Story & Lesson Highlights with Serena Potter

We recently had the chance to connect with Serena Potter and have shared our conversation below.

Hi Serena, thank you for taking the time to reflect back on your journey with us. I think our readers are in for a real treat. There is so much we can all learn from each other and so thank you again for opening up with us. Let’s get into it: What do the first 90 minutes of your day look like?
Around 6:30 I say good morning to Harry, my wonderful polydactyl orange tabby. We go go make coffee and join my husband in the living room to watch the school parade, listen to my headspace app daily wake up, set my intentions , meditate or journal. Then I get dressed grab a peanut butter sandwich and head out to join the Norwich Forrest Bathers (a group of ten badass women) for our hour hike through the woods at Mohegan Park. Today it was 11 degrees when we left the house. As long as it isn’t raining, we hike.

Can you briefly introduce yourself and share what makes you or your brand unique?
I am a full time artist, part time Professor of art and art history. I predominantly work as a painter in oils, but have also worked in mixed media charcoal, some sculpture and performance/film. I recoil from having to label my work, because it is many things. We live, however, in a world that insists on labels. Others have defined my work as figurative narrative, hyperrealist, feminist, sardonic, “neo-modernist”, and “anxious realist” (P.Frank, essay, 2018).

2025 was a year of transition for me. My husband, Daughter and I packed up our house of 15 years in Southern California and moved across the country to the small historic city of Norwich, Connecticut. No, we’d never been there. No, we didn’t know anyone there. We just took a leap into the unknown. We bought a fabulous 1840’s Gothic Revival home, complete with 46 windows. I have a well lit studio/gallery space and storage/supply room. We are in an urban area, and yet surrounded by nature- waterfalls are one block away, woodchuck living in our crawl space, dear wandering the yard.

My life has changed and I imagine so will my art, though the essence will, I expect, remain the same. We moved in four months ago and yet, have made so many good people.

Okay, so here’s a deep one: What did you believe about yourself as a child that you no longer believe?
People always said I was quiet, shy and nice – how I hated being called nice. To me that was the ultimate in boring! For a long time I believed them, but as I grew into my teens, a determined, outspoken, original me emerged.

When did you stop hiding your pain and start using it as power?
Before I entered grad school I had been chronically ill for seven years, spending most of my day in bed, managing pain and other disabling symptoms. I did attempt to paint during this time. It was often the only thing I was capable of, even if just a daily, quick find an object and paint it. As others who experience invisible illness know, it can make your world feel very small. You feel as if no one can understand what you are going through, that the pain is beyond words. After finding some relief of my symptoms (a long story), I decided to take the risk and go back to school. I had no idea if I could pull it off. It was though during my first semester, that I realized I could paint about my illness. I had always just painted what I could observe. I’d never tried painting my experience, my feelings. The first painting in my thesis was called “Down Again” and was really the painting that changed everything. I learned that I had a voice and could use painting as a medium to use that voice.

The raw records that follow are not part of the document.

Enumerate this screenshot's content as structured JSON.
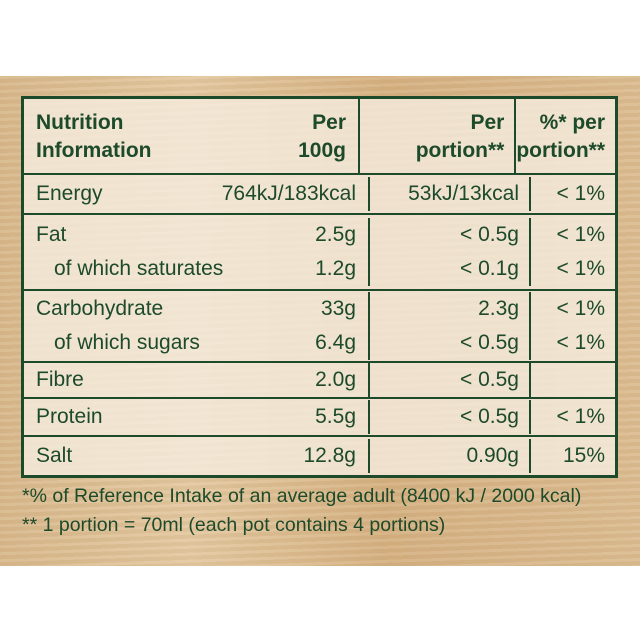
{
  "header": {
    "col1": [
      "Nutrition",
      "Information"
    ],
    "col_per100": [
      "Per",
      "100g"
    ],
    "col_portion": [
      "Per",
      "portion**"
    ],
    "col_ri": [
      "%* per",
      "portion**"
    ]
  },
  "rows": [
    {
      "label": "Energy",
      "per100": "764kJ/183kcal",
      "portion": "53kJ/13kcal",
      "ri": "< 1%"
    },
    {
      "label": "Fat",
      "per100": "2.5g",
      "portion": "< 0.5g",
      "ri": "< 1%"
    },
    {
      "label": "of which saturates",
      "per100": "1.2g",
      "portion": "< 0.1g",
      "ri": "< 1%"
    },
    {
      "label": "Carbohydrate",
      "per100": "33g",
      "portion": "2.3g",
      "ri": "< 1%"
    },
    {
      "label": "of which sugars",
      "per100": "6.4g",
      "portion": "< 0.5g",
      "ri": "< 1%"
    },
    {
      "label": "Fibre",
      "per100": "2.0g",
      "portion": "< 0.5g",
      "ri": ""
    },
    {
      "label": "Protein",
      "per100": "5.5g",
      "portion": "< 0.5g",
      "ri": "< 1%"
    },
    {
      "label": "Salt",
      "per100": "12.8g",
      "portion": "0.90g",
      "ri": "15%"
    }
  ],
  "footnotes": [
    "*% of Reference Intake of an average adult (8400 kJ / 2000 kcal)",
    "** 1 portion = 70ml (each pot contains 4 portions)"
  ],
  "colors": {
    "text": "#1d4a2a",
    "background": "#dcbd92"
  }
}
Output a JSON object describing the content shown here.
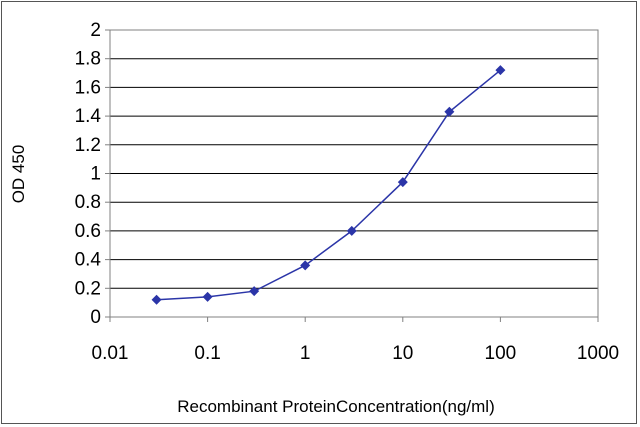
{
  "chart_data": {
    "type": "line",
    "title": "",
    "xlabel": "Recombinant ProteinConcentration(ng/ml)",
    "ylabel": "OD 450",
    "x_scale": "log",
    "xlim": [
      0.01,
      1000
    ],
    "ylim": [
      0,
      2
    ],
    "x_ticks": [
      "0.01",
      "0.1",
      "1",
      "10",
      "100",
      "1000"
    ],
    "y_ticks": [
      "0",
      "0.2",
      "0.4",
      "0.6",
      "0.8",
      "1",
      "1.2",
      "1.4",
      "1.6",
      "1.8",
      "2"
    ],
    "grid": "horizontal",
    "series": [
      {
        "x": [
          0.03,
          0.1,
          0.3,
          1,
          3,
          10,
          30,
          100
        ],
        "y": [
          0.12,
          0.14,
          0.18,
          0.36,
          0.6,
          0.94,
          1.43,
          1.72
        ],
        "color": "#2b35a8",
        "marker": "diamond"
      }
    ]
  }
}
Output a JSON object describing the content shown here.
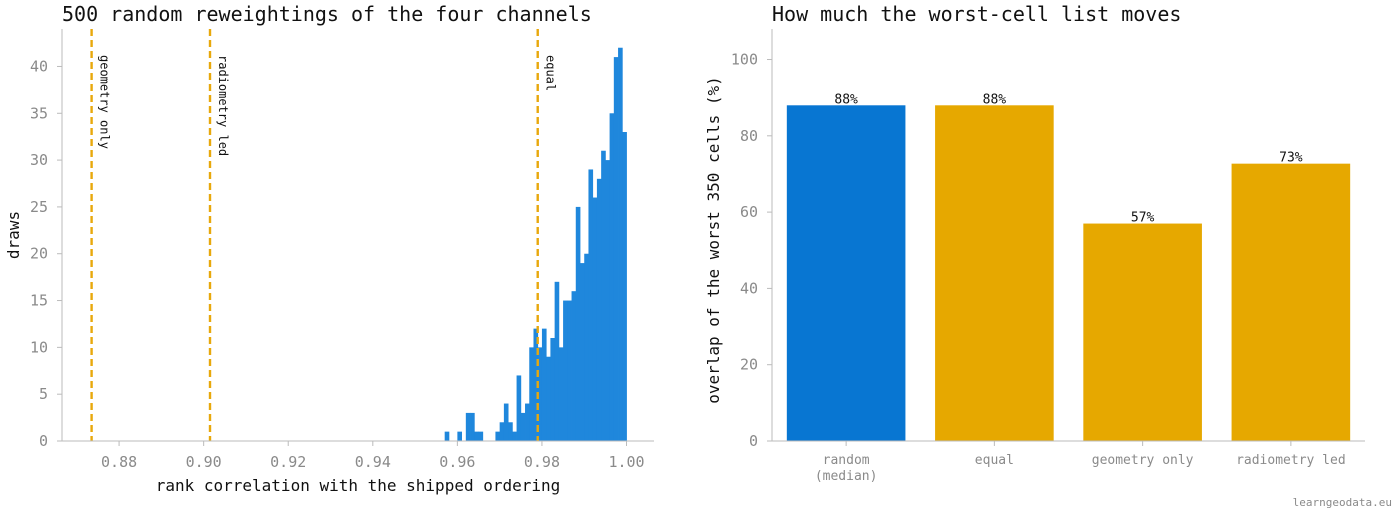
{
  "chart_data": [
    {
      "type": "histogram",
      "title": "500 random reweightings of the four channels",
      "xlabel": "rank correlation with the shipped ordering",
      "ylabel": "draws",
      "xlim": [
        0.8665,
        1.0065
      ],
      "ylim": [
        0,
        44
      ],
      "xticks": [
        0.88,
        0.9,
        0.92,
        0.94,
        0.96,
        0.98,
        1.0
      ],
      "xtick_labels": [
        "0.88",
        "0.90",
        "0.92",
        "0.94",
        "0.96",
        "0.98",
        "1.00"
      ],
      "yticks": [
        0,
        5,
        10,
        15,
        20,
        25,
        30,
        35,
        40
      ],
      "ytick_labels": [
        "0",
        "5",
        "10",
        "15",
        "20",
        "25",
        "30",
        "35",
        "40"
      ],
      "bin_width": 0.001,
      "bins_start": 0.957,
      "counts": [
        1,
        0,
        0,
        1,
        0,
        3,
        3,
        1,
        1,
        0,
        0,
        0,
        1,
        2,
        4,
        2,
        1,
        7,
        3,
        4,
        10,
        12,
        10,
        12,
        9,
        11,
        17,
        10,
        15,
        15,
        16,
        25,
        19,
        20,
        29,
        26,
        28,
        31,
        30,
        35,
        41,
        42,
        33
      ],
      "color": "#1f87dc",
      "reference_lines": [
        {
          "label": "geometry only",
          "x": 0.8735
        },
        {
          "label": "radiometry led",
          "x": 0.9015
        },
        {
          "label": "equal",
          "x": 0.979
        }
      ],
      "reference_color": "#e8a80c"
    },
    {
      "type": "bar",
      "title": "How much the worst-cell list moves",
      "xlabel": "",
      "ylabel": "overlap of the worst 350 cells (%)",
      "ylim": [
        0,
        108
      ],
      "yticks": [
        0,
        20,
        40,
        60,
        80,
        100
      ],
      "ytick_labels": [
        "0",
        "20",
        "40",
        "60",
        "80",
        "100"
      ],
      "categories": [
        [
          "random",
          "(median)"
        ],
        [
          "equal"
        ],
        [
          "geometry only"
        ],
        [
          "radiometry led"
        ]
      ],
      "values": [
        88,
        88,
        57,
        72.7
      ],
      "value_labels": [
        "88%",
        "88%",
        "57%",
        "73%"
      ],
      "colors": [
        "#0876d2",
        "#e6a800",
        "#e6a800",
        "#e6a800"
      ]
    }
  ],
  "credit": "learngeodata.eu"
}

So a lot of these questions go deep, but if you are open to it, we’ve got a few more questions that we’d love to get your take on. Is the public version of you the real you?
It’s part of the real me, but never all of the real me. When in public, especially say, at an art open, or other event, I am at work. I put on the uniform, the smile, the confidence, and make an effort to engage, read a room, make new connections and reinforce the old. I have a couple of artist friends with whom I feel I can be my most real. At the core of these friendships is respect and humor. When we get together we play and we laugh, sometimes after a cry.

Okay, so before we go, let’s tackle one more area. What is the story you hope people tell about you when you’re gone?
Gosh, I’ve never given thought to that sort of thing. I am so focused on being present, mindful, being immersed in my creativity, that I’ve not given a lot of thought to what comes after. I hope that I will be recognized for having created a significant body work that is a relevant oracle of my time here.